Why don't you put it more in the way you put in your posts here on MN? The way you put it above sounds minimising and I know you don't want to that. Put forward the facts you really do know clearly, calmly and honestly.

Remember also the episode when you took your child over and you both had to strip your clothes off before you entered your home because of the cat hair. Her child is living in those conditions and there'll soon be another in the same situation.

She needs help OP - whether it is that she won't or can't help herself, and more importantly her child(ren) also. She needs more than you are able to give, as much as you have tried.

I know you feel bad about going this but you have real concerns so please bite the bullet and get them the help they need. What will happen otherwise?
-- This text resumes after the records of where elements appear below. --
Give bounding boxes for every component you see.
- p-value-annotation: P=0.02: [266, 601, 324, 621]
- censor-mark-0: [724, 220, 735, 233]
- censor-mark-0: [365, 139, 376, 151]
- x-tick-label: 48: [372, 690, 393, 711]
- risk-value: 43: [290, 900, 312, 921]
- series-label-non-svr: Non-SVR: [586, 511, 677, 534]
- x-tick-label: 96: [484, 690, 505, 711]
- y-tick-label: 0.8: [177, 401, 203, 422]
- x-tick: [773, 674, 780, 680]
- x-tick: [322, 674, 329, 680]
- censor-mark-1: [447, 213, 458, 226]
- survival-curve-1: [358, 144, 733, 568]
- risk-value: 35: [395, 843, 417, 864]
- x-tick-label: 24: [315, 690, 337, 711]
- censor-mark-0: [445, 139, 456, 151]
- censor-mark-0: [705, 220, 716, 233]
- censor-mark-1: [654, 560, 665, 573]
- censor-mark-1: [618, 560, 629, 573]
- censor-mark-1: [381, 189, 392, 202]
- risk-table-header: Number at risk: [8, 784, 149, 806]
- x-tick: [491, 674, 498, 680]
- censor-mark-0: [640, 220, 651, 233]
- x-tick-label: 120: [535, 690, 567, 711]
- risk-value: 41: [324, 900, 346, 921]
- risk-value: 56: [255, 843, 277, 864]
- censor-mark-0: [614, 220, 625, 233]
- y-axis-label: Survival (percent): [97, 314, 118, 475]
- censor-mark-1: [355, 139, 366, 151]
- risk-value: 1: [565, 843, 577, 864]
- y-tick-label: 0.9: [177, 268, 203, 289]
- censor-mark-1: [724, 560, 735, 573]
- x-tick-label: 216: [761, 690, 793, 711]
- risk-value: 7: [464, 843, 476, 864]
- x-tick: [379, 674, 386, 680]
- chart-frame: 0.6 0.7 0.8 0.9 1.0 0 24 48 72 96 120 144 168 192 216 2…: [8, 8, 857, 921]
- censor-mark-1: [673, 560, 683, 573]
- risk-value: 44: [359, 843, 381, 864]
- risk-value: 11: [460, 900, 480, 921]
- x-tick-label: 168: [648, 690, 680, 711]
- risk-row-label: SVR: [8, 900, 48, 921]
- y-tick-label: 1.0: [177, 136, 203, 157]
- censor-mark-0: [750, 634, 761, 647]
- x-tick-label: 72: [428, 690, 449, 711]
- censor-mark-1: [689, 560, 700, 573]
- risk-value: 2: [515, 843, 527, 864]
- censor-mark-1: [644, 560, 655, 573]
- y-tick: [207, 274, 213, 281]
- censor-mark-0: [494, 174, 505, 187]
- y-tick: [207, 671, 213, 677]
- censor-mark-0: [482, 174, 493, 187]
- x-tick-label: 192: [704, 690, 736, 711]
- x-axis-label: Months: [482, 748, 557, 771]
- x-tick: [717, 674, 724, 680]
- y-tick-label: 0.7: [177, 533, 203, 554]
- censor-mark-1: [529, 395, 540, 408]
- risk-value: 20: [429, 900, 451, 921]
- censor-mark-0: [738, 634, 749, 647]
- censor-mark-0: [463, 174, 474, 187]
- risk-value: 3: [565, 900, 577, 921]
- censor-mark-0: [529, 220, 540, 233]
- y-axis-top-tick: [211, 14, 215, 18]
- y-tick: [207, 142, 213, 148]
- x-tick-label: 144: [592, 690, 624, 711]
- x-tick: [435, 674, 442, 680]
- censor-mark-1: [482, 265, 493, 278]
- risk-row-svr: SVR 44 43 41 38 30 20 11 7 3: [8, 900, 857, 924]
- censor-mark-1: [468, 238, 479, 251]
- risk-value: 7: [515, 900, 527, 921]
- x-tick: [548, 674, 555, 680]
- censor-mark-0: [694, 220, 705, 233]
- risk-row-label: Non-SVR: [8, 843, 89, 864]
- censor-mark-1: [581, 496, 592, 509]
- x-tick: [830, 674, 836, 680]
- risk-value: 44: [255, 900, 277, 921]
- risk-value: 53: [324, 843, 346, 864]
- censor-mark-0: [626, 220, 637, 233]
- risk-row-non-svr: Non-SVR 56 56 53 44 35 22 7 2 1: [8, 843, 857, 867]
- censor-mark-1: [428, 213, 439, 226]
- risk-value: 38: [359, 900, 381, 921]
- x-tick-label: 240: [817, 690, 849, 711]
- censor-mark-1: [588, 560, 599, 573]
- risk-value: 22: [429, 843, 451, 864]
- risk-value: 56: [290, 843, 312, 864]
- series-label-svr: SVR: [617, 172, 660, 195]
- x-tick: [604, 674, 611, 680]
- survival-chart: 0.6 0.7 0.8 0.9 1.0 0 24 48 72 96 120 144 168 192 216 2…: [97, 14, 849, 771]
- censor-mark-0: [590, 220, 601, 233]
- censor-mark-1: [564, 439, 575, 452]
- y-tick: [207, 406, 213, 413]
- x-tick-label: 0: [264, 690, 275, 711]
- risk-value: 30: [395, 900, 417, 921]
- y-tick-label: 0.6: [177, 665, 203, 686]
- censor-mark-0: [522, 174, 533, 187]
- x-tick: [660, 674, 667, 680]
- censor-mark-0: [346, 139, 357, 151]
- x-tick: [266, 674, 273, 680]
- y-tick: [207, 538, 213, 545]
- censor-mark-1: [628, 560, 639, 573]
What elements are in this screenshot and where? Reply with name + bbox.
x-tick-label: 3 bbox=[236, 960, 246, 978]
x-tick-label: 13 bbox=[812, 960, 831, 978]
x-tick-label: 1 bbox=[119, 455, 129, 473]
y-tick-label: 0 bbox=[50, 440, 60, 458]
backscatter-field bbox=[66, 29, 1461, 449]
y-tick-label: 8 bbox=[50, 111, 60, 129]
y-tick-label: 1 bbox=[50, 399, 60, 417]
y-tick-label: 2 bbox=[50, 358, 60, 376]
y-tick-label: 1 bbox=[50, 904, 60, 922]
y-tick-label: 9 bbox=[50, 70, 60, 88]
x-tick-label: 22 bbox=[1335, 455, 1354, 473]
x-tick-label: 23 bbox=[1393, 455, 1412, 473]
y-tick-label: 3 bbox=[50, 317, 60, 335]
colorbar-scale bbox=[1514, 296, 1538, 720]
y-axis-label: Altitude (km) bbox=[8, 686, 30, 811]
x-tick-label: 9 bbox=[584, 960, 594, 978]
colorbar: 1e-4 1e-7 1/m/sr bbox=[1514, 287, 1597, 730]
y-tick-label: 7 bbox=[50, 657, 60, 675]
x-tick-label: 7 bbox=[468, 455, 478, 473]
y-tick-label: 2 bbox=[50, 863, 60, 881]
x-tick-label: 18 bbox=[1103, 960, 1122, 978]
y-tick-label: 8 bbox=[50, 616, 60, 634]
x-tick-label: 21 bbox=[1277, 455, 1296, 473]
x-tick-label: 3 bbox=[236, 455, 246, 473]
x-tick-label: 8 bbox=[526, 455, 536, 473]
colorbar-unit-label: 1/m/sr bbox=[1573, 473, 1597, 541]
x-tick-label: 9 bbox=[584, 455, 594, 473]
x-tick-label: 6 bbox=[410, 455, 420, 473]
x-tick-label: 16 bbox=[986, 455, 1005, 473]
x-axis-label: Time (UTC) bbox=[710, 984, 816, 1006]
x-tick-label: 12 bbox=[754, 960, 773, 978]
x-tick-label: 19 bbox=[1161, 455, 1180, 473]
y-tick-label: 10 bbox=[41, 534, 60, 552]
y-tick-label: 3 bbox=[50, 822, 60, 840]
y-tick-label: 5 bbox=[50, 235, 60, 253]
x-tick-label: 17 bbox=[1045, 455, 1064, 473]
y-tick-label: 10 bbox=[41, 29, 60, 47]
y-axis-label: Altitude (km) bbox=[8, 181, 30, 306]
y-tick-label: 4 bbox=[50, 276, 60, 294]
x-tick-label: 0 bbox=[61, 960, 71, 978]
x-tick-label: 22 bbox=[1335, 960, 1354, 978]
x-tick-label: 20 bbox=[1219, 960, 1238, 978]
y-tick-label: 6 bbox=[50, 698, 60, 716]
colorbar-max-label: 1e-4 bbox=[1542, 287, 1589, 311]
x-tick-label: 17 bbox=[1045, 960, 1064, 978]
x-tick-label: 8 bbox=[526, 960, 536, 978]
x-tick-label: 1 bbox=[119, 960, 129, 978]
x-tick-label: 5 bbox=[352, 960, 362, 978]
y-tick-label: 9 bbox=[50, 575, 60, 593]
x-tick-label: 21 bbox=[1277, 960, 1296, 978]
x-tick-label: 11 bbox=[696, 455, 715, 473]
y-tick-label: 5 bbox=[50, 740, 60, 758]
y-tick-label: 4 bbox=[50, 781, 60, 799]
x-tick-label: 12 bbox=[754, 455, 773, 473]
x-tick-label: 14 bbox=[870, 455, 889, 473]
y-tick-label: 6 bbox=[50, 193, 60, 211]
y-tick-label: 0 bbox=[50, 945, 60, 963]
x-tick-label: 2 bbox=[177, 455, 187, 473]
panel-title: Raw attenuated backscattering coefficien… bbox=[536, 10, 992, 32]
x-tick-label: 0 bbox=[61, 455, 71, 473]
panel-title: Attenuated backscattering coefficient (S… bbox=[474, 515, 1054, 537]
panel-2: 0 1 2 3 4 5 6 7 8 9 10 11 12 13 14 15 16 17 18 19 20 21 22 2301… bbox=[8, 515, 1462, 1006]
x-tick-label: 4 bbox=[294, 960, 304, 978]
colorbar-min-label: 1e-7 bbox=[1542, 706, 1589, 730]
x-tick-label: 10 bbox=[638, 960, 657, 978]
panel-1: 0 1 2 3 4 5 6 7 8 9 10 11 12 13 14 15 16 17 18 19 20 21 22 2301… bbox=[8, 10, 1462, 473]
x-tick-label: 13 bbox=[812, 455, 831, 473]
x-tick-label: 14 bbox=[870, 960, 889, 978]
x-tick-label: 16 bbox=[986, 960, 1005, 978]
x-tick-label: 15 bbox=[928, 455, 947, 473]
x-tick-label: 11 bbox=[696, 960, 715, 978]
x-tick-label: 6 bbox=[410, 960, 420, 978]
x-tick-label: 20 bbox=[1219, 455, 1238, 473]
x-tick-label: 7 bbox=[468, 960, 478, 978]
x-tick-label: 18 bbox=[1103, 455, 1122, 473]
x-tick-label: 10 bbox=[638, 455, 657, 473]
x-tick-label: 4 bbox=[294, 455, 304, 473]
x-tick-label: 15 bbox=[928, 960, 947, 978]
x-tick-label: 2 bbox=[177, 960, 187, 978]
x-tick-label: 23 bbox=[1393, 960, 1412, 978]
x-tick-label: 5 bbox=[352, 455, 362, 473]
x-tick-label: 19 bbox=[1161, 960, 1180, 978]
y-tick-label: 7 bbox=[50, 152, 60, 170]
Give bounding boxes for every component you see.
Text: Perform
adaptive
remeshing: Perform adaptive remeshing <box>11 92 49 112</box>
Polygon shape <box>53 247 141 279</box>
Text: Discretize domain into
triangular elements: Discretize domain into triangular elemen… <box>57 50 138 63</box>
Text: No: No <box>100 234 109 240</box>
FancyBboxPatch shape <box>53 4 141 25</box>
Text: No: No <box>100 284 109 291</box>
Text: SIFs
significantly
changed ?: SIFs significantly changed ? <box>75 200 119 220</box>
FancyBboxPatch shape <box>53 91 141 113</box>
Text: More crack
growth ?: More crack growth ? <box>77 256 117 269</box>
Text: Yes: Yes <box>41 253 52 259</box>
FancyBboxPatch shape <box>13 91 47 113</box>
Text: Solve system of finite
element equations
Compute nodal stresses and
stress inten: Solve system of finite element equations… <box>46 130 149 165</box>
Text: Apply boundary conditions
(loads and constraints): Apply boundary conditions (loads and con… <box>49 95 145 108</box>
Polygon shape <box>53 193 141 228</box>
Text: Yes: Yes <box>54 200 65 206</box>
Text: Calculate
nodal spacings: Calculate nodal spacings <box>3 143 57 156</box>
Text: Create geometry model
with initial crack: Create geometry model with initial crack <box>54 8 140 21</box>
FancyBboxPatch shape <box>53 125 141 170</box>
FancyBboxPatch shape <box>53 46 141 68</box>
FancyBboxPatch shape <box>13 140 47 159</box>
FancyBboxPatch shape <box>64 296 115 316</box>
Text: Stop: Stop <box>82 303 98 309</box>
Graphista · 27/03/2019 18:47

There is an excellent poster who I think name changed after the last security issue who quite rightly says cheeky fuckers get away with it because we let them!

She's thick skinned enough to be a rude sponger using your electric/heat/food/drink she can be bloody well thick skinned enough to take you telling her to pack it in graciously and if she doesn't cut her off completely!

Your toddler I promise you doesn't give a toss whether you maintain this friendship or not and even if they were old enough to give a damn that's no excuse not to deal with this chancer in no uncertain terms!

With your update plus your comments about her not feeding her child you need to be calling SS.

Neglect especially on this level IS abuse.

"Excuse me HV my friends house is a shit tip but she doesn’t think it is, her dc has only ever eaten vegetables when he’s at my house as “they are disgusting” apparently and his 4 teeth don’t get brushed. However he is a good weight, happy and warm.
Would they not think I’m just a dick?" This is not the whole truth though it's more like

"Excuse me HV (personally I'd speak direct to SS) but I have become aware of a situation that seriously concerns me, "friends" house is extremely unsanitary to the point that it's a health and safety risk to her child & others, the child repeatedly complains of being hungry, I've been told many anecdotes which strongly suggest hazardous neglect, basic hygiene and nutrition needs of the child I believe are not being met, she's admitted she smacks him and claims she has no access to family funds for basics like food"

I say SS rather than hv as I can see her refusing to engage with hv and they can't push the matter, whereas SS have a bit more authority, plus it sounds like things are pretty bad.